Vaishampayan Discusses PFS Benefit With Lenvatinib/Pembrolizumab in RCC

Ulka Vaishampayan, MBBS

Professor of Internal Medicine

Director, Phase I Program

Rogel Cancer Center, University of Michigan

Ann Arbor, Michigan

During a live virtual event, Ulka Vaishampayan, MBBS, discussed the results of the CLEAR trial of lenvatinib and pembrolizumab compared with sunitinib in first-line treatment of advanced RCC.

Targeted Oncology^TM: What qualities of lenvatinib (Lenvima) led to its use in the CLEAR trial (NCT02811861) as a first-line therapy for renal clear cell carcinoma (RCC)?

VAISHAMPAYAN: The combination of lenvatinib and pembrolizumab [Keytruda] is the latest combination that we have to use in this setting. Lenvatinib, I must say, is a pretty remarkable multitargeted tyrosine kinase inhibitor. It targets not just VEGF, but also it has FGFR inhibitor activity, which is somewhat unique as compared with the other VEGF inhibitors. Axitinib [Inlyta] is a pure VEGF inhibitor, and then cabozantinib [Cabometyx] has MET and AXL inhibitory activity. There is sensitization and synergistic effects with each of these in the preclinical setting when given along with immunotherapy of a PD-1 and PD-L1 inhibitor.

Could you describe the design of the CLEAR trial?

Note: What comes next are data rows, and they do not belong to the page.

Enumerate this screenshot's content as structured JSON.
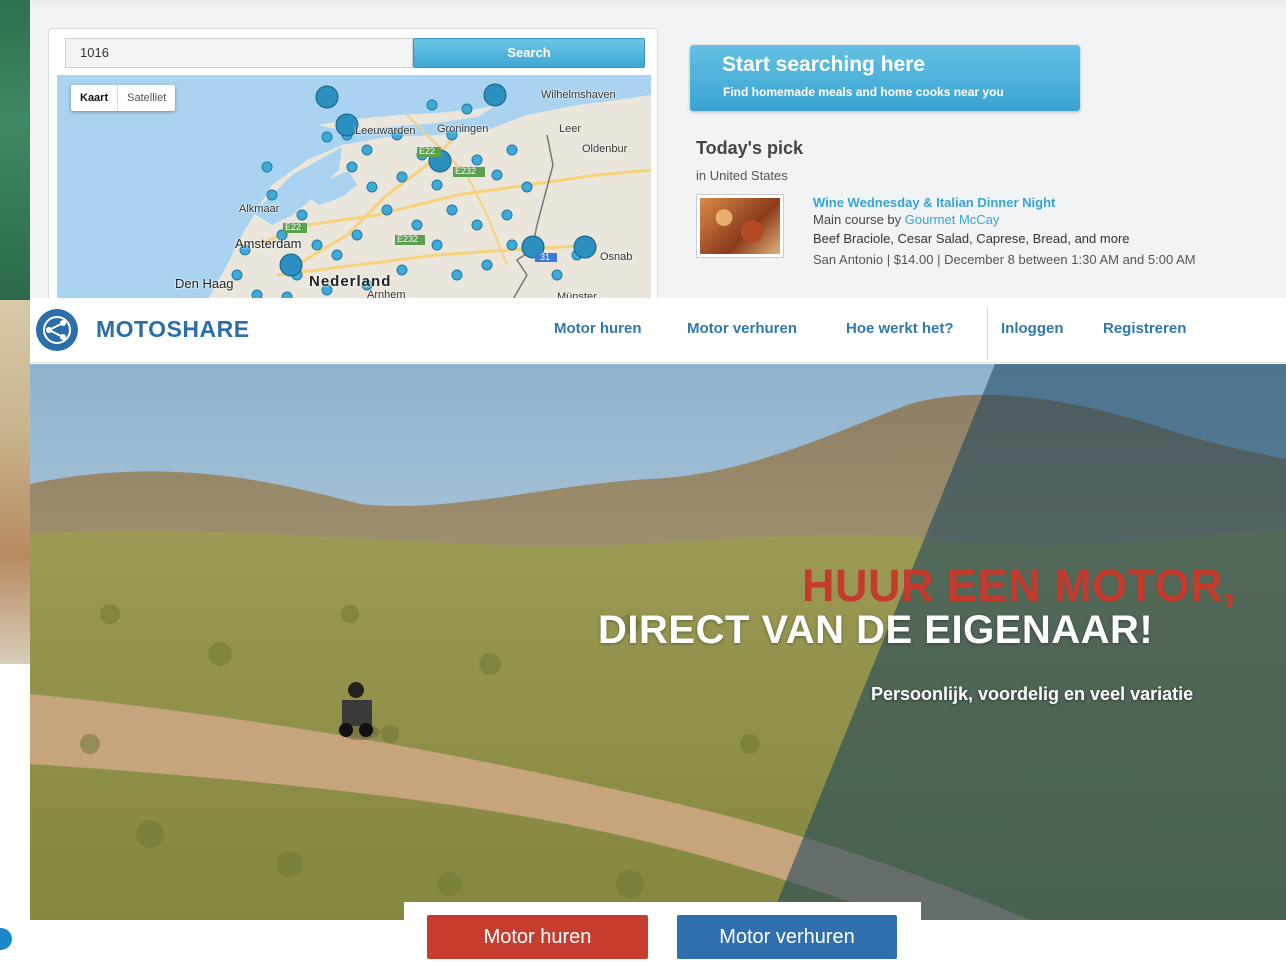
{
  "food_site": {
    "search": {
      "value": "1016",
      "button_label": "Search"
    },
    "map": {
      "toggle_map": "Kaart",
      "toggle_satellite": "Satelliet",
      "labels": {
        "wilhelmshaven": "Wilhelmshaven",
        "leeuwarden": "Leeuwarden",
        "groningen": "Groningen",
        "leer": "Leer",
        "oldenburg": "Oldenbur",
        "alkmaar": "Alkmaar",
        "amsterdam": "Amsterdam",
        "den_haag": "Den Haag",
        "nederland": "Nederland",
        "osnabruck": "Osnab",
        "arnhem": "Arnhem",
        "munster": "Münster",
        "e22_a": "E22",
        "e22_b": "E22",
        "e232_a": "E232",
        "e232_b": "E232",
        "road_31": "31"
      }
    },
    "callout": {
      "title": "Start searching here",
      "subtitle": "Find homemade meals and home cooks near you"
    },
    "todays_pick": {
      "heading": "Today's pick",
      "location": "in United States",
      "title": "Wine Wednesday & Italian Dinner Night",
      "course_prefix": "Main course by",
      "cook": "Gourmet McCay",
      "menu": "Beef Braciole, Cesar Salad, Caprese, Bread, and more",
      "meta": "San Antonio | $14.00 | December 8 between 1:30 AM and 5:00 AM"
    }
  },
  "motoshare": {
    "brand": "MOTOSHARE",
    "nav": {
      "rent": "Motor huren",
      "let": "Motor verhuren",
      "how": "Hoe werkt het?",
      "login": "Inloggen",
      "register": "Registreren"
    },
    "hero": {
      "title_red": "HUUR EEN MOTOR,",
      "title_white": "DIRECT VAN DE EIGENAAR!",
      "subtitle": "Persoonlijk, voordelig en veel variatie"
    },
    "cta": {
      "rent": "Motor huren",
      "let": "Motor verhuren"
    }
  },
  "colors": {
    "accent_blue": "#3ea8d6",
    "brand_blue": "#2b6ea8",
    "brand_red": "#c63d2f",
    "cta_blue": "#2f6fad"
  }
}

The study compared front line lenvatinib/pembrolizumab or lenvatinib/everolimus [Afinitor] with sunitinib [Sutent]. Sunitinib was the control arm, and each of these regimens were compared with the control arm of sunitinib. The primary end point in this study is progression-free survival [PFS], and secondary end points included overall survival [OS], response rates, safety, and quality of life. The duration of response and biomarkers were exploratory end points.

The study enrolled treatment-naïve patients who had advanced RCC, a decent performance status of 70% or higher, and measurable disease. They used the Memorial Sloan Kettering Cancer Center [MSKCC] risk categories. Now, we have also discussed the International Metastatic RCC Database Consortium [IMDC] risk categories. The MSKCC does not have blood counts, but it has lactose dehydrogenase [LDH], and it still has calcium and hemoglobin as some of the risk criteria, as compared with the IMDC, which still has calcium but doesn’t have LDH, and has white blood cells and platelets as the risk characteristics.

What were the PFS outcomes for patients in the CLEAR trial?

VAISHAMPAYAN: There are very intriguing PFS data with lenvatinib/pembrolizumab. The median PFS was [23.9] months [compared with 9.2 months for sunitinib], which none of the other regimens had.¹ About 15 to 16 months was typical for both cabozantinib plus nivolumab [Opdivo], and for axitinib/pembrolizumab.^2,3 Frankly, ipilimumab [Yervoy]/nivolumab didn’t even show a PFS benefit over sunitinib.⁴ There was a hazard ratio of 0.39 for lenvatinib/pembrolizumab.1 The lenvatinib/everolimus combination also showed an improvement in PFS, but that was at a median of 14.7 months. This Is only at a 2-year median follow-up, but it is very intriguing to see a long median PFS with lenvatinib/pembrolizumab.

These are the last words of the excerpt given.